Techno Blender
Digitally Yours.

Feature Selection with Boruta in Python | by Andrew D #datascience

0 56


Learn how the Boruta algorithm works for feature selection. Explanation + template

Photo by Caroline on Unsplash

The feature selection process is fundamental in any machine learning project. In this post we’ll go through the Boruta algorithm, which allows us to create a ranking of our features, from the most important to the least impacting for our model. Boruta is simple to use and a powerful technique that analysts should incorporate in their pipeline.

Boruta is not a stand-alone algorithm: it sits on top of the Random Forest algorithm. In fact, the name Boruta comes from the name of the spirit of the forest in Slavic mythology. To understand how the algorithm works we’ll make a brief introduction to Random Forest.

Random Forest is based on the concept of bagging — which is about creating many random samples from the training set and training a different statistical model for each one. For a classification task the result is the majority of votes from the models, while for a regression task the result is the average of the various models.

The difference between canonical bagging and Random Forest is that the latter always uses only decision trees models. For each sample considered, the decision tree takes into account a limited set of features. This allows the Random Forest algorithm to be able to estimate the importance of each feature, since it stores the error in the predictions based on the split of features considered.

Let’s consider a classification task. The way RF estimates feature importance works in two phases. First, each decision tree creates and stores a prediction. Second, the values of certain features are randomly permuted through the various training samples and the previous step is repeated, tracing the result of the predictions again. The importance of a feature of a single decision tree is calculated as the difference in performance between the model using the original features versus the model using the permuted features divided by the number of examples in the training set. The importance of a feature is the average of the measurements across all trees for that feature. What is not done during this procedure is to calculate the z-scores for each feature. This is where Boruta comes into play.

The idea underlying Boruta is both fascinating and simple at the same time: for all the features in the original dataset, we are going to create random copies of them (called shadow features) and train classifiers based on this extended dataset. To understand the importance of a feature, we compare it to all the generated shadow features. Only features that are statistically more important than these synthetic features are retained as they contribute more to model performance.

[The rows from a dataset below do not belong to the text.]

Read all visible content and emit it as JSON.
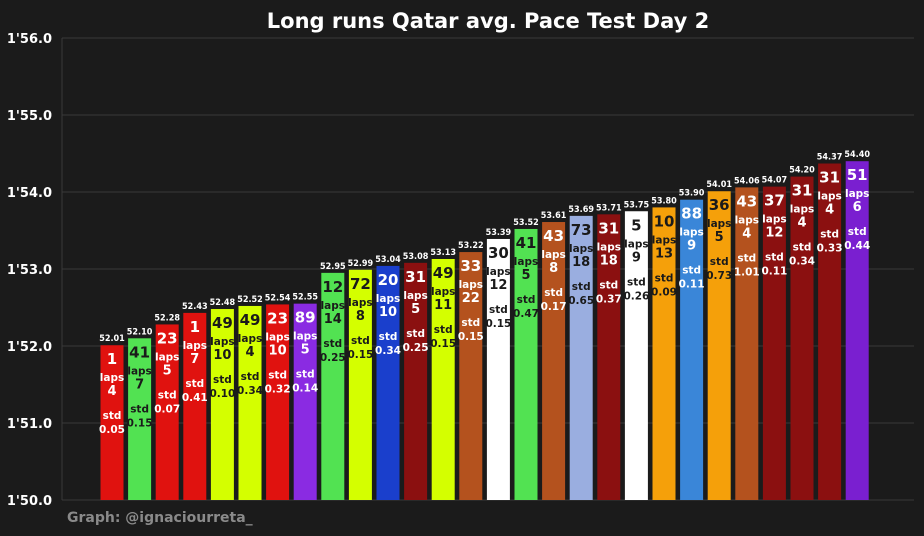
{
  "chart_data": {
    "type": "bar",
    "title": "Long runs Qatar avg. Pace Test Day 2",
    "credit": "Graph: @ignaciourreta_",
    "ylim": [
      110.0,
      116.0
    ],
    "ytick_values": [
      110.0,
      111.0,
      112.0,
      113.0,
      114.0,
      115.0,
      116.0
    ],
    "ytick_labels": [
      "1'50.0",
      "1'51.0",
      "1'52.0",
      "1'53.0",
      "1'54.0",
      "1'55.0",
      "1'56.0"
    ],
    "laps_label": "laps",
    "std_label": "std",
    "grid": true,
    "bars": [
      {
        "driver": "1",
        "pace": 112.01,
        "label": "52.01",
        "laps": "4",
        "std": "0.05",
        "color": "#e0120f",
        "text_color": "#ffffff"
      },
      {
        "driver": "41",
        "pace": 112.1,
        "label": "52.10",
        "laps": "7",
        "std": "0.15",
        "color": "#52e252",
        "text_color": "#1a1a1a"
      },
      {
        "driver": "23",
        "pace": 112.28,
        "label": "52.28",
        "laps": "5",
        "std": "0.07",
        "color": "#e0120f",
        "text_color": "#ffffff"
      },
      {
        "driver": "1",
        "pace": 112.43,
        "label": "52.43",
        "laps": "7",
        "std": "0.41",
        "color": "#e0120f",
        "text_color": "#ffffff"
      },
      {
        "driver": "49",
        "pace": 112.48,
        "label": "52.48",
        "laps": "10",
        "std": "0.10",
        "color": "#d4ff00",
        "text_color": "#1a1a1a"
      },
      {
        "driver": "49",
        "pace": 112.52,
        "label": "52.52",
        "laps": "4",
        "std": "0.34",
        "color": "#d4ff00",
        "text_color": "#1a1a1a"
      },
      {
        "driver": "23",
        "pace": 112.54,
        "label": "52.54",
        "laps": "10",
        "std": "0.32",
        "color": "#e0120f",
        "text_color": "#ffffff"
      },
      {
        "driver": "89",
        "pace": 112.55,
        "label": "52.55",
        "laps": "5",
        "std": "0.14",
        "color": "#8a2be2",
        "text_color": "#ffffff"
      },
      {
        "driver": "12",
        "pace": 112.95,
        "label": "52.95",
        "laps": "14",
        "std": "0.25",
        "color": "#52e252",
        "text_color": "#1a1a1a"
      },
      {
        "driver": "72",
        "pace": 112.99,
        "label": "52.99",
        "laps": "8",
        "std": "0.15",
        "color": "#d4ff00",
        "text_color": "#1a1a1a"
      },
      {
        "driver": "20",
        "pace": 113.04,
        "label": "53.04",
        "laps": "10",
        "std": "0.34",
        "color": "#1a3fcc",
        "text_color": "#ffffff"
      },
      {
        "driver": "31",
        "pace": 113.08,
        "label": "53.08",
        "laps": "5",
        "std": "0.25",
        "color": "#8b1010",
        "text_color": "#ffffff"
      },
      {
        "driver": "49",
        "pace": 113.13,
        "label": "53.13",
        "laps": "11",
        "std": "0.15",
        "color": "#d4ff00",
        "text_color": "#1a1a1a"
      },
      {
        "driver": "33",
        "pace": 113.22,
        "label": "53.22",
        "laps": "22",
        "std": "0.15",
        "color": "#b4521e",
        "text_color": "#ffffff"
      },
      {
        "driver": "30",
        "pace": 113.39,
        "label": "53.39",
        "laps": "12",
        "std": "0.15",
        "color": "#ffffff",
        "text_color": "#1a1a1a"
      },
      {
        "driver": "41",
        "pace": 113.52,
        "label": "53.52",
        "laps": "5",
        "std": "0.47",
        "color": "#52e252",
        "text_color": "#1a1a1a"
      },
      {
        "driver": "43",
        "pace": 113.61,
        "label": "53.61",
        "laps": "8",
        "std": "0.17",
        "color": "#b4521e",
        "text_color": "#ffffff"
      },
      {
        "driver": "73",
        "pace": 113.69,
        "label": "53.69",
        "laps": "18",
        "std": "0.65",
        "color": "#9aaee0",
        "text_color": "#1a1a1a"
      },
      {
        "driver": "31",
        "pace": 113.71,
        "label": "53.71",
        "laps": "18",
        "std": "0.37",
        "color": "#8b1010",
        "text_color": "#ffffff"
      },
      {
        "driver": "5",
        "pace": 113.75,
        "label": "53.75",
        "laps": "9",
        "std": "0.26",
        "color": "#ffffff",
        "text_color": "#1a1a1a"
      },
      {
        "driver": "10",
        "pace": 113.8,
        "label": "53.80",
        "laps": "13",
        "std": "0.09",
        "color": "#f5a00a",
        "text_color": "#1a1a1a"
      },
      {
        "driver": "88",
        "pace": 113.9,
        "label": "53.90",
        "laps": "9",
        "std": "0.11",
        "color": "#3a86d8",
        "text_color": "#ffffff"
      },
      {
        "driver": "36",
        "pace": 114.01,
        "label": "54.01",
        "laps": "5",
        "std": "0.73",
        "color": "#f5a00a",
        "text_color": "#1a1a1a"
      },
      {
        "driver": "43",
        "pace": 114.06,
        "label": "54.06",
        "laps": "4",
        "std": "1.01",
        "color": "#b4521e",
        "text_color": "#ffffff"
      },
      {
        "driver": "37",
        "pace": 114.07,
        "label": "54.07",
        "laps": "12",
        "std": "0.11",
        "color": "#8b1010",
        "text_color": "#ffffff"
      },
      {
        "driver": "31",
        "pace": 114.2,
        "label": "54.20",
        "laps": "4",
        "std": "0.34",
        "color": "#8b1010",
        "text_color": "#ffffff"
      },
      {
        "driver": "31",
        "pace": 114.37,
        "label": "54.37",
        "laps": "4",
        "std": "0.33",
        "color": "#8b1010",
        "text_color": "#ffffff"
      },
      {
        "driver": "51",
        "pace": 114.4,
        "label": "54.40",
        "laps": "6",
        "std": "0.44",
        "color": "#7a1fd0",
        "text_color": "#ffffff"
      }
    ]
  },
  "colors": {
    "background": "#1b1b1b",
    "grid": "#3a3a3a",
    "axis_text": "#ffffff",
    "credit_text": "#8a8a8a"
  }
}
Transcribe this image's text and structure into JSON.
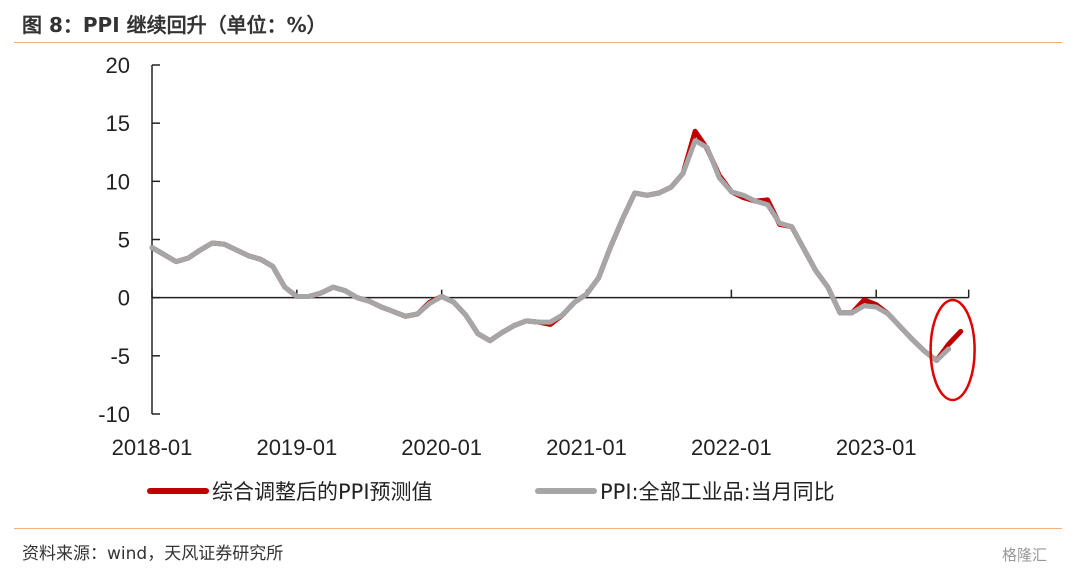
{
  "header": {
    "title": "图 8：PPI 继续回升（单位：%）"
  },
  "footer": {
    "source": "资料来源：wind，天风证券研究所",
    "watermark": "格隆汇"
  },
  "chart_data": {
    "type": "line",
    "ylim": [
      -10,
      20
    ],
    "yticks": [
      -10,
      -5,
      0,
      5,
      10,
      15,
      20
    ],
    "x_tick_labels": [
      "2018-01",
      "2019-01",
      "2020-01",
      "2021-01",
      "2022-01",
      "2023-01"
    ],
    "x": [
      "2018-01",
      "2018-02",
      "2018-03",
      "2018-04",
      "2018-05",
      "2018-06",
      "2018-07",
      "2018-08",
      "2018-09",
      "2018-10",
      "2018-11",
      "2018-12",
      "2019-01",
      "2019-02",
      "2019-03",
      "2019-04",
      "2019-05",
      "2019-06",
      "2019-07",
      "2019-08",
      "2019-09",
      "2019-10",
      "2019-11",
      "2019-12",
      "2020-01",
      "2020-02",
      "2020-03",
      "2020-04",
      "2020-05",
      "2020-06",
      "2020-07",
      "2020-08",
      "2020-09",
      "2020-10",
      "2020-11",
      "2020-12",
      "2021-01",
      "2021-02",
      "2021-03",
      "2021-04",
      "2021-05",
      "2021-06",
      "2021-07",
      "2021-08",
      "2021-09",
      "2021-10",
      "2021-11",
      "2021-12",
      "2022-01",
      "2022-02",
      "2022-03",
      "2022-04",
      "2022-05",
      "2022-06",
      "2022-07",
      "2022-08",
      "2022-09",
      "2022-10",
      "2022-11",
      "2022-12",
      "2023-01",
      "2023-02",
      "2023-03",
      "2023-04",
      "2023-05",
      "2023-06",
      "2023-07",
      "2023-08"
    ],
    "series": [
      {
        "name": "综合调整后的PPI预测值",
        "color": "#c00000",
        "values": [
          4.3,
          3.7,
          3.1,
          3.4,
          4.1,
          4.7,
          4.6,
          4.1,
          3.6,
          3.3,
          2.7,
          0.9,
          0.1,
          0.1,
          0.4,
          0.9,
          0.6,
          0.0,
          -0.3,
          -0.8,
          -1.2,
          -1.6,
          -1.4,
          -0.4,
          0.1,
          -0.4,
          -1.5,
          -3.1,
          -3.7,
          -3.0,
          -2.4,
          -2.0,
          -2.1,
          -2.3,
          -1.5,
          -0.4,
          0.3,
          1.7,
          4.4,
          6.8,
          9.0,
          8.8,
          9.0,
          9.5,
          10.7,
          14.3,
          12.8,
          10.5,
          9.1,
          8.6,
          8.3,
          8.4,
          6.3,
          6.1,
          4.2,
          2.3,
          0.9,
          -1.3,
          -1.3,
          -0.2,
          -0.6,
          -1.4,
          -2.5,
          -3.6,
          -4.6,
          -5.4,
          -4.0,
          -2.9
        ]
      },
      {
        "name": "PPI:全部工业品:当月同比",
        "color": "#a6a6a6",
        "values": [
          4.3,
          3.7,
          3.1,
          3.4,
          4.1,
          4.7,
          4.6,
          4.1,
          3.6,
          3.3,
          2.7,
          0.9,
          0.1,
          0.1,
          0.4,
          0.9,
          0.6,
          0.0,
          -0.3,
          -0.8,
          -1.2,
          -1.6,
          -1.4,
          -0.5,
          0.1,
          -0.4,
          -1.5,
          -3.1,
          -3.7,
          -3.0,
          -2.4,
          -2.0,
          -2.1,
          -2.1,
          -1.5,
          -0.4,
          0.3,
          1.7,
          4.4,
          6.8,
          9.0,
          8.8,
          9.0,
          9.5,
          10.7,
          13.5,
          12.9,
          10.3,
          9.1,
          8.8,
          8.3,
          8.0,
          6.4,
          6.1,
          4.2,
          2.3,
          0.9,
          -1.3,
          -1.3,
          -0.7,
          -0.8,
          -1.4,
          -2.5,
          -3.6,
          -4.6,
          -5.4,
          -4.4,
          null
        ]
      }
    ],
    "annotation": "red ellipse highlighting the latest two months"
  }
}
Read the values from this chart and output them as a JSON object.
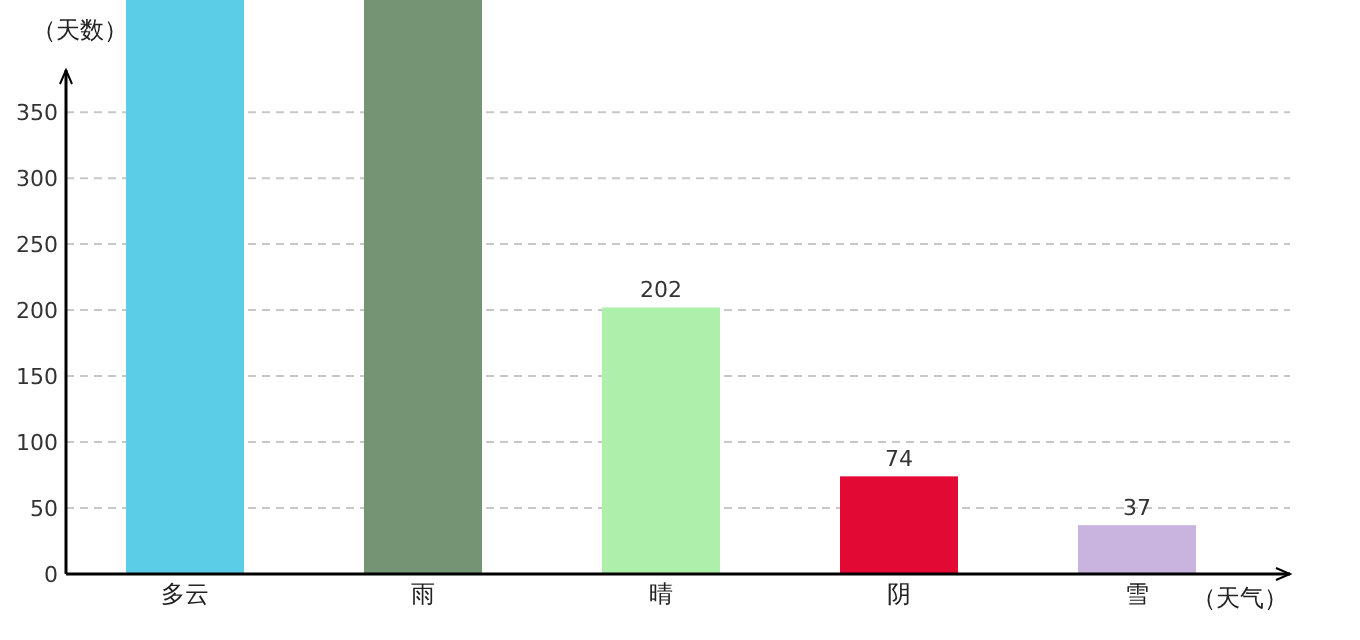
{
  "chart_data": {
    "type": "bar",
    "xlabel": "（天气）",
    "ylabel": "（天数）",
    "categories": [
      "多云",
      "雨",
      "晴",
      "阴",
      "雪"
    ],
    "values": [
      435,
      435,
      202,
      74,
      37
    ],
    "colors": [
      "#5bcde6",
      "#749474",
      "#aef0ab",
      "#e20a35",
      "#c8b4df"
    ],
    "value_labels": [
      null,
      null,
      "202",
      "74",
      "37"
    ],
    "ylim": [
      0,
      435
    ],
    "yticks": [
      0,
      50,
      100,
      150,
      200,
      250,
      300,
      350
    ],
    "grid": "y"
  }
}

Let’s see the steps in a bit more detail.

  1. Creates a copy of the training set features and merges them with the original features
  2. Creates random permutations on these synthetic features to remove any kind of correlation between them and the target variable y — basically, these synthetic features are randomized combinations of the original feature from which they derive
  3. Synthetic features are randomized at each new iteration
  4. At each new iteration, computes the z-score of all original and synthetic features. A feature is considered relevant if its importance is higher than the maximum importance of all synthetic features
  5. Applies a statistical test on all original features and keeps memory of its results. The null hypothesis is that the importance of a feature is equal to the maximal importance of synthetic features. The statistical test tests the equality between the original and synthetic features. The null hypothesis is rejected when the importance of a feature is significantly higher or lower than one of those of synthetic features
  6. Removes features that are considered unimportant from both the original and synthetic dataset
  7. Repeat all the steps for an n number of iterations until all features are removed or considered important

It should be noted that Boruta acts as an heuristic: there are no guarantees of its performance. It is therefore advisable to run the process several times and evaluate the results iteratively.

Let’s see how Boruta works in Python with its dedicated library. We will use Sklearn.datasets’ load_diabetes() dataset to test Boruta on a regression problem.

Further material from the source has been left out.